At some point in his life he needs to learn to start paying attention to what comes out of his mouth. It's not cool behaviour in a grown adult- even if he genuinely doesn't mean any malice by it.

Had drink been taken OP?

Mrsstarlord · 09/05/2015 10:01

You think people are unreasonable and stuck up for thinking this is an over reaction?

You don't think its unreasonable to be fuming over a mistake and dictate the way in which the guilty party should apologise - grand gestures.

Fair enough don't tell him stuff in the future if he has a tendency to blab out of excitement, but personally I would see that as an endearing quality and tell him that.

SoldierBear · 09/05/2015 10:13

and I think you are having an even bigger and more unreasonable than the ever-so-slightly-unhinged BIL.

"stuck up" - really? You come on to say people are being "mean" and then lob that little grenade into the mix? Way to destroy your own argument in one easy lesson

feel free to be offended that most people find all this palaver about "hen party surprises" as more than a little ridiculous.

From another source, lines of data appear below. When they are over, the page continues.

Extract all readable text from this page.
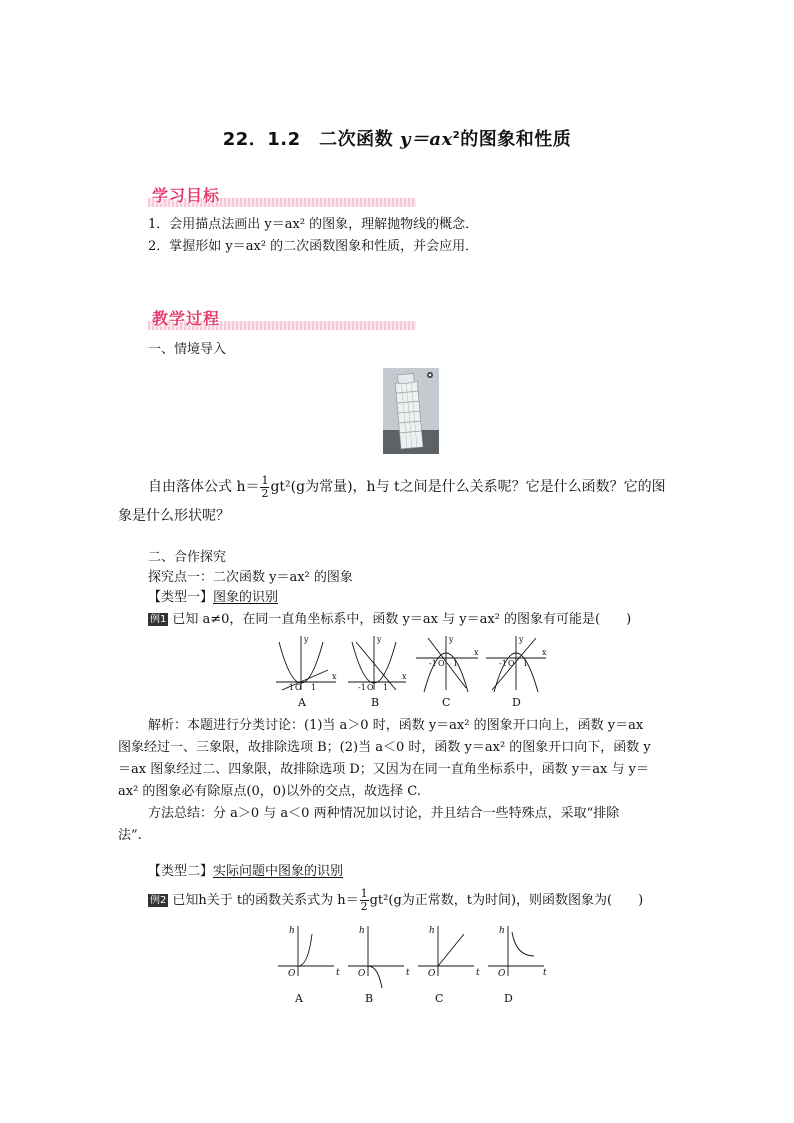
22．1.2　二次函数 $y=ax^2$的图象和性质
学习目标
1．会用描点法画出 y＝ax² 的图象，理解抛物线的概念．
2．掌握形如 y＝ax² 的二次函数图象和性质，并会应用．
教学过程
一、情境导入
自由落体公式 $h= \frac{1}{2} gt^2(g$为常量)，h与 t之间是什么关系呢？它是什么函数？它的图
象是什么形状呢？
二、合作探究
探究点一：二次函数 y＝ax² 的图象
【类型一】图象的识别
例1 已知 a≠0，在同一直角坐标系中，函数 y＝ax 与 y＝ax² 的图象有可能是(　　)
y
x
-1 O 1
y
x
-1 O 1
y
x
-1 O 1
y
x
-1 O 1
A	B	C	D
解析：本题进行分类讨论：(1)当 a＞0 时，函数 y＝ax² 的图象开口向上，函数 y＝ax
图象经过一、三象限，故排除选项 B；(2)当 a＜0 时，函数 y＝ax² 的图象开口向下，函数 y
＝ax 图象经过二、四象限，故排除选项 D；又因为在同一直角坐标系中，函数 y＝ax 与 y＝
ax² 的图象必有除原点(0，0)以外的交点，故选择 C.
方法总结：分 a＞0 与 a＜0 两种情况加以讨论，并且结合一些特殊点，采取“排除
法”.
【类型二】实际问题中图象的识别
例2 已知h关于 t的函数关系式为 $h= \frac{1}{2} gt^2(g$为正常数，t为时间)，则函数图象为(　　)
h
t
O
h
t
O
h
t
O
h
t
O
A	B	C	D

ValancyJane · 09/05/2015 10:29

I actually let the cat out of the bag about one of my closest friend's hen do - we had kept it secret for aaaaages, it was a surprise weekend in Manchester, and the week before (after a fair few glasses of wine) I said without thinking "well when we get back from Manchester, shall we go to..." and then tailed off realising what I'd just said!!!

Thankfully, she is a lovely, sane and normal individual who just got very excited about the fact that we were going to Manchester, swore on her life not to admit to the other hens that she knew, and as far as I know has still kept the secret to this day!!

This is why I love her :) I did feel awful about ruining the surprise though, but it wasn't deliberate and she understood that I hadn't done it on purpose. Also, not worth jeopardising a friendship over.

Mrsstarlord · 09/05/2015 10:36

Now that ^^ is a rational response!!

Hope you all enjoyed it

StormSwept · 09/05/2015 11:46

How about a bouquet of dummies since everyone seems to have spat theirs out at him?

^^
This!

YABVU your Sister is BU, your BIL is BVU and your OH needs directions to the relationship board, poor soul! [shocked]

EduCated · 09/05/2015 11:58

Flowers seems somewhat OTT Confused These things happen.

His reaction is annoying, but it seems he's clocked that. A simple 'whoops, sorry' yes. But flowers?!